En se tournant vers son secrétaire, il ordonna :

— Vous convoquerez madame Picquet pour demain matin à dix heures, accompagnée de la petite fille. (Puis, s’adressant à « oncle Judas » il ajouta : Vous pouvez vous retirer, Monsieur Macaire, mais revenez ici demain matin à dix heures.

— Quant à toi, Pierrot, tu resteras avec nous jusqu’à ce que j’aie décidé ce que l’on fera de toi. Les autorités ne peuvent permettre qu’un enfant de ton âge passe ses journées dans la rue, sans avoir personne pour répondre de tes actes.

Pierrot sursauta et ouvrit de grands yeux désolés.

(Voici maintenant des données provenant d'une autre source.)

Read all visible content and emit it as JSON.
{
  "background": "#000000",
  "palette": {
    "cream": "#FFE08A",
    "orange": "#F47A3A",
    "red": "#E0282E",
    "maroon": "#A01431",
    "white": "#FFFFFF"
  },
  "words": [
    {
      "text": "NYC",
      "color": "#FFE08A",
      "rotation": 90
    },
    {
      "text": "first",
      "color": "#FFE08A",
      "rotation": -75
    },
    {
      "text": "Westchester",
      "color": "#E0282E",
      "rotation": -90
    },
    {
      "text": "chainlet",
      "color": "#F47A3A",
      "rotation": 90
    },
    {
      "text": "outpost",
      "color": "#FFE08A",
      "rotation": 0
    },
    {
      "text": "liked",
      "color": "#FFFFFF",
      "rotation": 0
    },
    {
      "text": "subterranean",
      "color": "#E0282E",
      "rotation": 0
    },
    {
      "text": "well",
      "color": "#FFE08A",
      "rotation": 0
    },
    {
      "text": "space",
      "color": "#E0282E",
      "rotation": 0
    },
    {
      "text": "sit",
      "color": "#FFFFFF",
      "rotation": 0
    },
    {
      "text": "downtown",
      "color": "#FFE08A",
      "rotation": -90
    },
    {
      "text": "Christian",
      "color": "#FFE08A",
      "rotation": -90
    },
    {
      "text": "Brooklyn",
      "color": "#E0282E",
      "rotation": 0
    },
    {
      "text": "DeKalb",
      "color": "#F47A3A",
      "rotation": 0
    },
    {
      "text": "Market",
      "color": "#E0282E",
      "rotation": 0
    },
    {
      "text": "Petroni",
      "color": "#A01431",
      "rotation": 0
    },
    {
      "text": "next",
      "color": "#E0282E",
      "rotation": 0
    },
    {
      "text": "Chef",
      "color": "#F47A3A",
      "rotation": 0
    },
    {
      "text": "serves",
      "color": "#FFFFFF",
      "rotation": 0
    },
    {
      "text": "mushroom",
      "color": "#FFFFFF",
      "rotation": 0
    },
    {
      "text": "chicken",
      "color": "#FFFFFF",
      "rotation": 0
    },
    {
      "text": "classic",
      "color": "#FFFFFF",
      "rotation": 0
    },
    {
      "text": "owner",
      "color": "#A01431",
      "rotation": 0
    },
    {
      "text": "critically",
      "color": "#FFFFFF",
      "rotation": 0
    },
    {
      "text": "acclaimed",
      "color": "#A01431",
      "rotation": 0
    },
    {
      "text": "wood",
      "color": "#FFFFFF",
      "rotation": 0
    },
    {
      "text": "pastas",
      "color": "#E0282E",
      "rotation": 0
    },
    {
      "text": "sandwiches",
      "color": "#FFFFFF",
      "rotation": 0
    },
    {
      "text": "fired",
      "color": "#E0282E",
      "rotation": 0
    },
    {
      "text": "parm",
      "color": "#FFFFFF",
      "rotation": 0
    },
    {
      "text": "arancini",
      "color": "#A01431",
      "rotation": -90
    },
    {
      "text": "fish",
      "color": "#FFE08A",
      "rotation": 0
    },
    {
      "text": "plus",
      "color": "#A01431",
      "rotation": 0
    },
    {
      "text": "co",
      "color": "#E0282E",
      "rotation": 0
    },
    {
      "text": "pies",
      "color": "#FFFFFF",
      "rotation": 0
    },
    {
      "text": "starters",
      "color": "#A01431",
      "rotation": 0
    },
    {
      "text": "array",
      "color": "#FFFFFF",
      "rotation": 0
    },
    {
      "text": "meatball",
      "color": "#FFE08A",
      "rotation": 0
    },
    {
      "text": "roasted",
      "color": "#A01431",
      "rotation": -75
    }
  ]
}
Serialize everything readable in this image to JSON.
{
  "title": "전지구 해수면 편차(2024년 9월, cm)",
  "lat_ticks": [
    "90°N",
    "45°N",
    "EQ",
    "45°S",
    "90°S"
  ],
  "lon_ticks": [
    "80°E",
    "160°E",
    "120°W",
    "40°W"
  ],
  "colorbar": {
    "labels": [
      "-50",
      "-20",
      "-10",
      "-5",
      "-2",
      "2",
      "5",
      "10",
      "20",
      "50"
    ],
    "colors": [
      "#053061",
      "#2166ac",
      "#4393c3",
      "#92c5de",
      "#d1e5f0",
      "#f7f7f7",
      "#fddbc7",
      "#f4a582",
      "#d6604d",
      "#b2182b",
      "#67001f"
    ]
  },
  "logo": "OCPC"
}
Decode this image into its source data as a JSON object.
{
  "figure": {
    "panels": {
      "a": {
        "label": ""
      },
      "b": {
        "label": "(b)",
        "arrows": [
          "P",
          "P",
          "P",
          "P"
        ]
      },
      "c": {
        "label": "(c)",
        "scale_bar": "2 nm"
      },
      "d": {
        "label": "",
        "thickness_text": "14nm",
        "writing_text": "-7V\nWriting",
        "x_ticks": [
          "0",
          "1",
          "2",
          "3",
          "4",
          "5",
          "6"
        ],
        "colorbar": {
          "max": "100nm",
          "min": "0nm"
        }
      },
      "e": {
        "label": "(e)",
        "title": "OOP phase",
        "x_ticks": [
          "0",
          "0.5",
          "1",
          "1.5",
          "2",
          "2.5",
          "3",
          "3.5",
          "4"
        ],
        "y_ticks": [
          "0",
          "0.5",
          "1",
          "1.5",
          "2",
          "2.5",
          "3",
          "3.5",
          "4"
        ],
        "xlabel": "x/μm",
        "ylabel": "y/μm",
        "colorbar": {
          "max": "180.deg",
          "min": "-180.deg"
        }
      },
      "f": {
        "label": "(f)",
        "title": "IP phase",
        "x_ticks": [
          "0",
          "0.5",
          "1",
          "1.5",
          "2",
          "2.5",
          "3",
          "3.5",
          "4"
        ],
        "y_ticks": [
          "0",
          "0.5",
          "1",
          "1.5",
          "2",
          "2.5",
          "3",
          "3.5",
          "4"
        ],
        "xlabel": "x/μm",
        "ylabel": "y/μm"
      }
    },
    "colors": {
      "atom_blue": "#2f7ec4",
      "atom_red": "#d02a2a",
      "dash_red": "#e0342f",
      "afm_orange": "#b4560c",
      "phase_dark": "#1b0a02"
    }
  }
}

— Pourquoi, Monsieur le juge ? S’écria-t-il. Quel mal ai-je donc fait ? Protesta-t-il énergiquement. Quelqu’un s’est-il plaint de moi ?

— Ce n’est pas aux autres que tu fais du mal, mon enfant, mais à toi-même. Aussi vais-je essayer de te faire entrer dans un orphelinat.

— Mais je ne veux pas ! S’exclama Pierrot, sur le point de pleurer.

— Tu n’as pas encore l’âge de travailler, petit, reprit très paternellement le magistrat. Tu iras dans un orphelinat, que tu le veuilles ou non. Là, on te donnera l’instruction nécessaire et on t’apprendras un métier. Il faudra te soumettre à la tutelle de l’Etat, puisque tu n’as pas de parents.

Pierrot demeura songeur quelques minutes, puis il déclara :

— Monsieur le juge, je vous préviens que, chaque fois qu’on m’enfermera dans cette espèce de prison, je m’en évaderai !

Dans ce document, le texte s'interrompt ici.